9M19 CNP of RM287.9m came in below expectations, making up 64%/66% of our/consensus full-year estimates. The negative variance stems from: (i) third quarterly earnings disappointment from IJMPLNT arising from lower- than-expected FFB output, and (ii) higher-than-expected tax. No dividends declared, as expected. Slashed FY19-20E CNPs by 19-6%, respectively. Downgrade to UP with a lower SoP-driven TP of RM1.80 (previously, MP; TP: RM1.85).
Below expectations. 9M19 CNP of RM287.9m came in below expectations, making up 64%/66% of our/consensus full-year estimates. The negative variance stems from: (i) third quarterly earnings disappointment from IJMPLNT arising from lower-than- expected FFB output, and (ii) higher-than-expected tax. No dividends declared, as expected.

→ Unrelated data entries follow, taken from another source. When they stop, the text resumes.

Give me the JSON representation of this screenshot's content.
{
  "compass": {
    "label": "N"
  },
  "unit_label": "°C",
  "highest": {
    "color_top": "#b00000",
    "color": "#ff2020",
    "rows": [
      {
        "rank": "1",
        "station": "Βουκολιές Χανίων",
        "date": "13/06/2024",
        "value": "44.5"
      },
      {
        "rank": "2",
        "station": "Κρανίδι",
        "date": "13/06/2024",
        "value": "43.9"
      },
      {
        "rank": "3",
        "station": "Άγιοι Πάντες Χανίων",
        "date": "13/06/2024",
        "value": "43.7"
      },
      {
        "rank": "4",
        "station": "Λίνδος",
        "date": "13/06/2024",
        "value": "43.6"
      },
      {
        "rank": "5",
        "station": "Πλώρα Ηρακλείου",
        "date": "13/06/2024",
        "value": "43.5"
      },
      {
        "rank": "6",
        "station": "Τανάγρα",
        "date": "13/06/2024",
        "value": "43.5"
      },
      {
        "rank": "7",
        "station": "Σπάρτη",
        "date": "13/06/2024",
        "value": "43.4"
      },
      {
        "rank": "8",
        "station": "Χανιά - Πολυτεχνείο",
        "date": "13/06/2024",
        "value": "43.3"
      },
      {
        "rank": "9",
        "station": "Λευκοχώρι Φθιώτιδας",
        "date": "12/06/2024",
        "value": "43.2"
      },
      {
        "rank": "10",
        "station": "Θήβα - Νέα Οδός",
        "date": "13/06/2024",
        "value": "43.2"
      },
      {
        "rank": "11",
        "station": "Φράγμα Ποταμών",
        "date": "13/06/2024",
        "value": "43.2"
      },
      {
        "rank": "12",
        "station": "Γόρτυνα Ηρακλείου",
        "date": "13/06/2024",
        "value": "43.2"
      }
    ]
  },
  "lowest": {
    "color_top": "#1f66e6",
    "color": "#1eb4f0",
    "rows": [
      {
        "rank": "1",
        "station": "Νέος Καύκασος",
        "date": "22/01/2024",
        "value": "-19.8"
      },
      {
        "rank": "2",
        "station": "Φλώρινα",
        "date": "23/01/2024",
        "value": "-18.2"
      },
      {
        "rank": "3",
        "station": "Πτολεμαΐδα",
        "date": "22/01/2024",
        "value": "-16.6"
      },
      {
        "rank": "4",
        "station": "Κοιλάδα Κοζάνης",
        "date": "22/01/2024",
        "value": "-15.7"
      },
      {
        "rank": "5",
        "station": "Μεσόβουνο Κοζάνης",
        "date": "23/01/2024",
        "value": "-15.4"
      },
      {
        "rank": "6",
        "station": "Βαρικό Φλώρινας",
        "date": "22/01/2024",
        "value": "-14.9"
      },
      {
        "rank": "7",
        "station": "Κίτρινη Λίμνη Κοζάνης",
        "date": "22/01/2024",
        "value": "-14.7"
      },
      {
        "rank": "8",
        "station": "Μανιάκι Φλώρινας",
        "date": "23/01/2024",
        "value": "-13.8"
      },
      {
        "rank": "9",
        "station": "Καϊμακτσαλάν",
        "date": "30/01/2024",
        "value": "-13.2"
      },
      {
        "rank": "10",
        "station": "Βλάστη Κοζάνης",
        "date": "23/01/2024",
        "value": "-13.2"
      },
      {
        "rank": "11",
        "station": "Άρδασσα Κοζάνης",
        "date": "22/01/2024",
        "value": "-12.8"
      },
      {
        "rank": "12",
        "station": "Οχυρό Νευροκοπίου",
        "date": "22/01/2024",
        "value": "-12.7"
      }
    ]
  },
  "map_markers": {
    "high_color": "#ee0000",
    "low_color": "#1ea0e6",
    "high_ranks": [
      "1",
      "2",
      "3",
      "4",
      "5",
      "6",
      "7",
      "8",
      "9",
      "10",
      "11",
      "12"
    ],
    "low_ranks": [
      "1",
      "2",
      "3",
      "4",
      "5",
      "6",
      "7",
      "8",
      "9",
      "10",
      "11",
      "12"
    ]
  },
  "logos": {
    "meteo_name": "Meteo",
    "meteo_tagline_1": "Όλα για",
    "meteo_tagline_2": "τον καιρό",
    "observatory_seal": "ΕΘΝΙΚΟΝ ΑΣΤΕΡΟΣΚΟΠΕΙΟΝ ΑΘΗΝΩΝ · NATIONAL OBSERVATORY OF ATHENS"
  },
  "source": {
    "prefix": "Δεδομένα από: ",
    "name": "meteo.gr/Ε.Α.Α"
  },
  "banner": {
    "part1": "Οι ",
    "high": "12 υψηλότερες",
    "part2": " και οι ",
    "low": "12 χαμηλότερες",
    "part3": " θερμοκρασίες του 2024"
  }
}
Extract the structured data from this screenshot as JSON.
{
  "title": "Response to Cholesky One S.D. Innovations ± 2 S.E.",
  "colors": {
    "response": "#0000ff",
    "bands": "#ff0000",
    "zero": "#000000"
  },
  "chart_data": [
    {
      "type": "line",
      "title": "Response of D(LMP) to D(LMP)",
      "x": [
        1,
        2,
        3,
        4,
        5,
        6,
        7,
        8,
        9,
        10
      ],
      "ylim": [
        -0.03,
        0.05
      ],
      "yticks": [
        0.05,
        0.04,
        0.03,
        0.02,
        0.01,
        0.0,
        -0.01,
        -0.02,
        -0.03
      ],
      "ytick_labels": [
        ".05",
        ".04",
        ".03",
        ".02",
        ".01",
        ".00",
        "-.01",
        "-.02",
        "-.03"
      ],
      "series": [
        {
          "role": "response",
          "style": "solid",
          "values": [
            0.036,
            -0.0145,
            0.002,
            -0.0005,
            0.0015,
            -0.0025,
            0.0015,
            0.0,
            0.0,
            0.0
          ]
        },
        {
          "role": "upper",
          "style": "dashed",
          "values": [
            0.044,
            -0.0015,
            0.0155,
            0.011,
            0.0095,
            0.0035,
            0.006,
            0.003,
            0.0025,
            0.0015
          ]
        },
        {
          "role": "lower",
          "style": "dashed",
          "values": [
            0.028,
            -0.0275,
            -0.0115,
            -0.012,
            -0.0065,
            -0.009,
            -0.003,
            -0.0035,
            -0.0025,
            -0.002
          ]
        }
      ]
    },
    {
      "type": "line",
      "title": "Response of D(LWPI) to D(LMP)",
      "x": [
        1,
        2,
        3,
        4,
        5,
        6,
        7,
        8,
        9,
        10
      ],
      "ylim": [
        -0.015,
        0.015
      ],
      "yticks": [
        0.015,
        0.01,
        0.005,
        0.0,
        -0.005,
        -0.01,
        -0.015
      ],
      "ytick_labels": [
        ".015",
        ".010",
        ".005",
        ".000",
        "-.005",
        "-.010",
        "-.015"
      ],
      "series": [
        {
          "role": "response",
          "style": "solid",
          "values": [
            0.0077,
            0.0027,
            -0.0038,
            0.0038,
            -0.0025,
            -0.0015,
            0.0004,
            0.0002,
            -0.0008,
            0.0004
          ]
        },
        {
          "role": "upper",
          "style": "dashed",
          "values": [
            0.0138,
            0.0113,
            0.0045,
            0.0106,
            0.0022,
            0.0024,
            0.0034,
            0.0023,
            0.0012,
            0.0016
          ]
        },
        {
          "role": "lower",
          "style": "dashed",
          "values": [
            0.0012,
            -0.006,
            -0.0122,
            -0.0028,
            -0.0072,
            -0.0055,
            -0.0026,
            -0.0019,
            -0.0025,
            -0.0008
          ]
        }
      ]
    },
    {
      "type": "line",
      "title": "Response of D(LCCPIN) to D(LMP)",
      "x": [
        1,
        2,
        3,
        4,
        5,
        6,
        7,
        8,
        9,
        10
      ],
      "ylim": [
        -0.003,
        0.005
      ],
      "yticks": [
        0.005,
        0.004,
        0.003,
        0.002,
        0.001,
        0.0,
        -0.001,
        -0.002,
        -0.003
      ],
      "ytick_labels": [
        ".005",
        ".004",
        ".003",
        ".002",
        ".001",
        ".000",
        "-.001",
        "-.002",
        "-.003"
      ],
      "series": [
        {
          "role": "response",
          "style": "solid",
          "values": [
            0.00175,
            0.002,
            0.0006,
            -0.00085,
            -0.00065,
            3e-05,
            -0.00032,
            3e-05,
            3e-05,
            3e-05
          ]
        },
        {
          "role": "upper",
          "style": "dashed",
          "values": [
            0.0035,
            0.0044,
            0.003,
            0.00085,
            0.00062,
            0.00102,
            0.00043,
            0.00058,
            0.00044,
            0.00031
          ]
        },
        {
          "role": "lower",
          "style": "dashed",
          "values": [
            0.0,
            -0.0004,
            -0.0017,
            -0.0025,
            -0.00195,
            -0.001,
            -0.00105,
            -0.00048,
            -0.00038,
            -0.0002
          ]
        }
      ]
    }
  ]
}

Results highlight. 9M19 CNP fell19%, YoY following (i) decrease in revenue (-8%), (ii) higher interest expense (+29%), and (iii) lower contribution from associates (-10%). On segmental basis, all of its divisions registered decline in revenue ranging between 13-54%, except for its infrastructure and property division, which grew 6-15%. Its construction pre-tax profit declined by 34% on weaker construction revenue (-13%) as its newer projects have yet to reach optimal billing stage. Industry division saw 36% decline in pre-tax on weaker revenue (-20%) due to the weak market sentiment and stiff competition. QoQ, 3Q19 CNP was down47% despite its revenue growing by 15% hit by: (i) higher interest cost (+21%), (ii) loss contribution from its associates, and (iii) sharp increase in tax (+216%).
Outlook. IJM’s outstanding order-book currently stands at c.RM8.4b, while its property unbilled sales are c.RM2.2b with visibility for the next 3-4 years, and management are on-track to meet our/their target sales of RM1.6b as they have registered RM1.2b sales in 9M19. As for its plantation division, we continue to expect high production costs to eat into profit margins in the near-term due to full overhead charges on very young estates in Indonesia. As for its industry division, management cited that it would remain challenging due to the subdued local demand and they are looking to diversify to overseas market.
Earnings downgrade. Post results, we cut our FY19-20E CNP by 19- 6%, respectively, after factoring in a lower contribution from its plantation division.
Downgrade to UP (from MP) with a lower SoP-driven TP of RM1.80, as we adjust our fair value for IJMPLNT and due to the recent share price rebound coupled with the uninspiring outlook on the sectors that IJM are involved in i.e. construction, property, industry, and plantation which have been hit by various reasons. Our TP implies FY19E PER of 17.8x which is above KLCON’s 5-year average of 13.4x.
Key upside risks for our call are: (i) higher-than-expected margins, and (ii) higher than expected progress in construction works.